This repository contains the reproducible code, workflows, and documentation for the thesis work:
"Can long pregnancy intervals reset the effect of maternal genes?"
Ágnes Judit Juhász, 2025
University of Skövde & Sahlgrenska Academy, University of Gothenburg
Supervisors: Pol Solé-Navais PhD, Karin Ytterberg
Gestational duration is a critical determinant of neonatal survival and health. While genetic and environmental factors both contribute, their interaction remains under-explored.
This project investigates how interpregnancy interval (IPI) and a history of miscarriage may modify the effects of maternal genetic variants on gestational duration, using large-scale genomic and reproductive data.
Key research aims:
- Assess whether maternal genetic contributions to gestational duration differ across short, intermediate, and long interpregnancy intervals (IPI).
- Explore genome-wide gene–environment interactions (G×E) with IPI and miscarriage history.

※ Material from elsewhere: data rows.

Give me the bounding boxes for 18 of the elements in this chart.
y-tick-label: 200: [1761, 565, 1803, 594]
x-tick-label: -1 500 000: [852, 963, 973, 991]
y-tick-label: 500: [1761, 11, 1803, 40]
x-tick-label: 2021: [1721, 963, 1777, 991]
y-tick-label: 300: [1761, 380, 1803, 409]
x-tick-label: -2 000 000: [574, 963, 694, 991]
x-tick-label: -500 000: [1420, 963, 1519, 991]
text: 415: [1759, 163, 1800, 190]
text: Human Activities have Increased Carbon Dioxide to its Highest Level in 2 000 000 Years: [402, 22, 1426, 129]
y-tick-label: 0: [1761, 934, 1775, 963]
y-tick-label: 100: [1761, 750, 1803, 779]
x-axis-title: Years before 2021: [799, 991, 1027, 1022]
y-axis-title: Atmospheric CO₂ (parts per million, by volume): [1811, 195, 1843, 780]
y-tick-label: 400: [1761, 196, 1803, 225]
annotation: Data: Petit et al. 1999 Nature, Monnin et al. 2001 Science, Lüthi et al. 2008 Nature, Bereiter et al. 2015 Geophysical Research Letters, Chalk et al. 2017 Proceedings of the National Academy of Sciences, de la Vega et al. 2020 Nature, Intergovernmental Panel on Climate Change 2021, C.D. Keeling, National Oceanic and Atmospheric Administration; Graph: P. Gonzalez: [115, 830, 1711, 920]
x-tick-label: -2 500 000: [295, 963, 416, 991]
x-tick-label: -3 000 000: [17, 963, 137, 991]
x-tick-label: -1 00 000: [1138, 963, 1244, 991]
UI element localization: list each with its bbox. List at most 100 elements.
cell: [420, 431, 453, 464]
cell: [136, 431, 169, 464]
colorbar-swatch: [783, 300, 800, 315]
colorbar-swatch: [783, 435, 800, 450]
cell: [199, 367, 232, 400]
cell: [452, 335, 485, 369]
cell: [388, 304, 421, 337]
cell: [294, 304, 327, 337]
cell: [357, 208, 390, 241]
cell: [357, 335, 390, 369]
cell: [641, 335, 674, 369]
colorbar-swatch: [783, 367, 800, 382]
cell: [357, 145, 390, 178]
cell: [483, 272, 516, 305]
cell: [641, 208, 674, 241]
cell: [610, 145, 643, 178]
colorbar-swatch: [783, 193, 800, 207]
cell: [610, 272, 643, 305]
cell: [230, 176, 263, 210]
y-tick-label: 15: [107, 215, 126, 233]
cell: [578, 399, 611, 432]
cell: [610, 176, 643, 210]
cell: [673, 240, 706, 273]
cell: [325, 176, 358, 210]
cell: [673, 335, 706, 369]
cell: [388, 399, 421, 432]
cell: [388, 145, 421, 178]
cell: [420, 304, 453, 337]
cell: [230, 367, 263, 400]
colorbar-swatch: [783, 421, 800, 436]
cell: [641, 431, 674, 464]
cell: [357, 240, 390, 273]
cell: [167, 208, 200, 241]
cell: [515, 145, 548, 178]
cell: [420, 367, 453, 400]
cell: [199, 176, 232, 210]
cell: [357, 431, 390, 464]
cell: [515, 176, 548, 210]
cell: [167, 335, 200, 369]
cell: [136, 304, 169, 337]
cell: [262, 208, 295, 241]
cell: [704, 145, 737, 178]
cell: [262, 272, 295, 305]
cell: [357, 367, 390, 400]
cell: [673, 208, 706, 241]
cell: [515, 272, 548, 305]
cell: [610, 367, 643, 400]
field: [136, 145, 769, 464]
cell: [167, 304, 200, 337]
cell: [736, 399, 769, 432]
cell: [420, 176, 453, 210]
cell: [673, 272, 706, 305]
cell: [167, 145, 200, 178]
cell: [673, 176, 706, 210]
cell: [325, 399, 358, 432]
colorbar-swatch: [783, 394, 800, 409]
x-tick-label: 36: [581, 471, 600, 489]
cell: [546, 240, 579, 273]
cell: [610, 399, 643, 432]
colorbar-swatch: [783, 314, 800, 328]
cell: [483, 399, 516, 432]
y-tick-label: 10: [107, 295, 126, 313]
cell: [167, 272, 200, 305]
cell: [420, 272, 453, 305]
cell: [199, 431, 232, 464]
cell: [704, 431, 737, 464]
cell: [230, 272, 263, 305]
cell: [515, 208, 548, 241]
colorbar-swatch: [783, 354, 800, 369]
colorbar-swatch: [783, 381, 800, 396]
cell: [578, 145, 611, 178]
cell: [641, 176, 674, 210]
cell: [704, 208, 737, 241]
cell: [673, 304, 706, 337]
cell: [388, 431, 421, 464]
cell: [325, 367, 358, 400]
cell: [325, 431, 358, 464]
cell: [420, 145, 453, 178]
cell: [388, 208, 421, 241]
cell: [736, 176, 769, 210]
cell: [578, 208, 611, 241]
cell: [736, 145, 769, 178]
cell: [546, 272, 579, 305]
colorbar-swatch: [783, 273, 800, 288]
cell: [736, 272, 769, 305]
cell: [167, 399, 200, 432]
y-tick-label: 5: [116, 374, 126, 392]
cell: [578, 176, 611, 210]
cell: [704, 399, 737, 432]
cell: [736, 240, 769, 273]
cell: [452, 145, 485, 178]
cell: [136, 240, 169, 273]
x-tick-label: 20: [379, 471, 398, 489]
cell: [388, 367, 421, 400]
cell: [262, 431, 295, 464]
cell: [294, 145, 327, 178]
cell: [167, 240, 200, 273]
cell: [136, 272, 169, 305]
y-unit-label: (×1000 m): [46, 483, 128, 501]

- Functionally annotate candidate variants and loci (e.g., ATRNL1, DPYSL3) and investigate their enrichment in pathways linked to epigenetic regulation, uterine receptivity, and immune adaptation.
- Cohort: Norwegian Mother, Father and Child Cohort Study (MoBa).
- Genotype data: MoBaGenetics release (hg19/GRCh37).
- Phenotypes: Linked registry data (Medical Birth Registry of Norway, MBRN).
Due to data protection regulations, raw MoBa data cannot be shared in this repository.
If you use this repository or build upon its workflow, please cite:
Juhász AJ. (2025). Can long pregnancy intervals reset the effect of maternal genes? Master’s thesis. University of Skövde & Sahlgrenska Academy, University of Gothenburg.
This repository is released under the MIT License.
Note: MoBa data is not included and requires separate application for access.